To begin, ‘it can hardly be doubted that the Christian interpretation of human existence, as rooted in the Scriptures’, is a theology of conflict, a conflict which will be resolved finally in the coming of God’s kingdom, of which the victorious life, death and resurrection of Jesus Christ are the foretaste, promise, and beginning.’ So there is both tooth and fang in the current cosmic struggle? Yes, answers, Anderson, and one must wonder whether it is a function of human freedom—an ‘Adamic myth’—or rather rooted in cosmogony itself and therefore rooted in the divine.
Many modern thinkers have wanted to locate evil in human choice and, thus, to demythologize the Bible’s myth of serpent, fall, and judgment East of Eden as a parable that substantivizes an essentially human and internal drama. Starting from the New Testament with its overt demonologies, Anderson conjectures that Yahwistic drama has been a rather severe editor of Israelite faith and that behind the Old Testament there must lay more belief in demons and other external agents of evil than we are able to read about on the service until ‘theological sensitivity had become sharper’ by the time of the Chronicler, with his famous incitement of David by an evil spirit to take a census of able-bodied Israelites.
The author understands the Bible’s limited dualism as ‘a historical dualism’ rather than ‘a metaphysical or ontological dualism (as in Zoroastrianism, Gnosticism, Manichaeanism, etc.) … a conflict which occurs between the beginning and the consummation of the historical drama.’ Biblical monotheism would not tolerate a more entrenched division of powers between the Creator and any satanic opposition, an observation that leads one to suppose in a time when people badly want to know that Anderson thinks there is none. The New Testament limits Satan’s dominance to history and Anderson ends his book with Pauline doxology, so this appears indeed to be the case.
An ‘Epilogue’ and `Postcript’ conclude the book.
Creation versus Chaos is vintage Princeton Seminary Old Testament work. A lifetime of erudition stands behind what is an extremely accessible little book, suitable for college-level readers who want to think seriously about what the biblical creation traditions have to say about the Bible itself and the life of those who in the course of normal lives encounter chaos as-to paraphrase von Rad-an enduring possibility.

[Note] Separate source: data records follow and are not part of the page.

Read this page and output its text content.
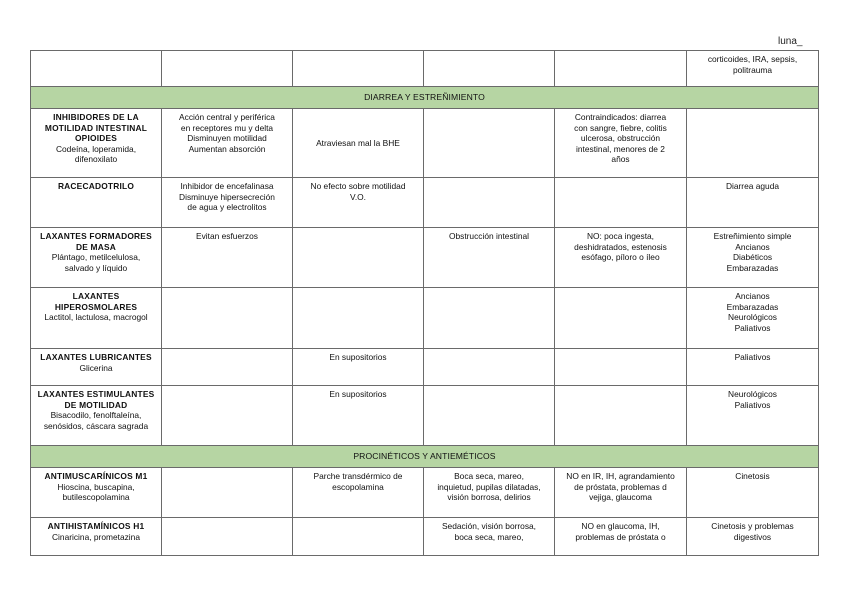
luna_
					corticoides, IRA, sepsis, politrauma
DIARREA Y ESTREÑIMIENTO					

INHIBIDORES DE LA
MOTILIDAD INTESTINAL
OPIOIDES
Codeína, loperamida,
difenoxilato	Acción central y periférica
en receptores mu y delta
Disminuyen motilidad
Aumentan absorción	Atraviesan mal la BHE		Contraindicados: diarrea
con sangre, fiebre, colitis
ulcerosa, obstrucción
intestinal, menores de 2
años	

RACECADOTRILO	Inhibidor de encefalinasa
Disminuye hipersecreción
de agua y electrolitos	No efecto sobre motilidad
V.O.			Diarrea aguda

LAXANTES FORMADORES
DE MASA
Plántago, metilcelulosa,
salvado y líquido	Evitan esfuerzos		Obstrucción intestinal	NO: poca ingesta,
deshidratados, estenosis
esófago, píloro o íleo	Estreñimiento simple
Ancianos
Diabéticos
Embarazadas

LAXANTES
HIPEROSMOLARES
Lactitol, lactulosa, macrogol					Ancianos
Embarazadas
Neurológicos
Paliativos

LAXANTES LUBRICANTES
Glicerina		En supositorios			Paliativos

LAXANTES ESTIMULANTES
DE MOTILIDAD
Bisacodilo, fenolftaleína,
senósidos, cáscara sagrada		En supositorios			Neurológicos
Paliativos

PROCINÉTICOS Y ANTIEMÉTICOS					

ANTIMUSCARÍNICOS M1
Hioscina, buscapina,
butilescopolamina		Parche transdérmico de
escopolamina	Boca seca, mareo,
inquietud, pupilas dilatadas,
visión borrosa, delirios	NO en IR, IH, agrandamiento
de próstata, problemas d
vejiga, glaucoma	Cinetosis

ANTIHISTAMÍNICOS H1
Cinaricina, prometazina			Sedación, visión borrosa,
boca seca, mareo,	NO en glaucoma, IH,
problemas de próstata o	Cinetosis y problemas
digestivos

In addition, anyone interested or involved in debates about ‘creation’ in the public arena will benefit from Anderson’s ‘new-is-old’ reframing of what creation is all about in the Bible’s own terms. The author himself would doubtless wish that the shepherds and participants of Christian community might appropriate the profound relevance of the ‘doctrine’ of creation for the purpose that brings them together, a desire whose accomplishment this reviewer heartily commends.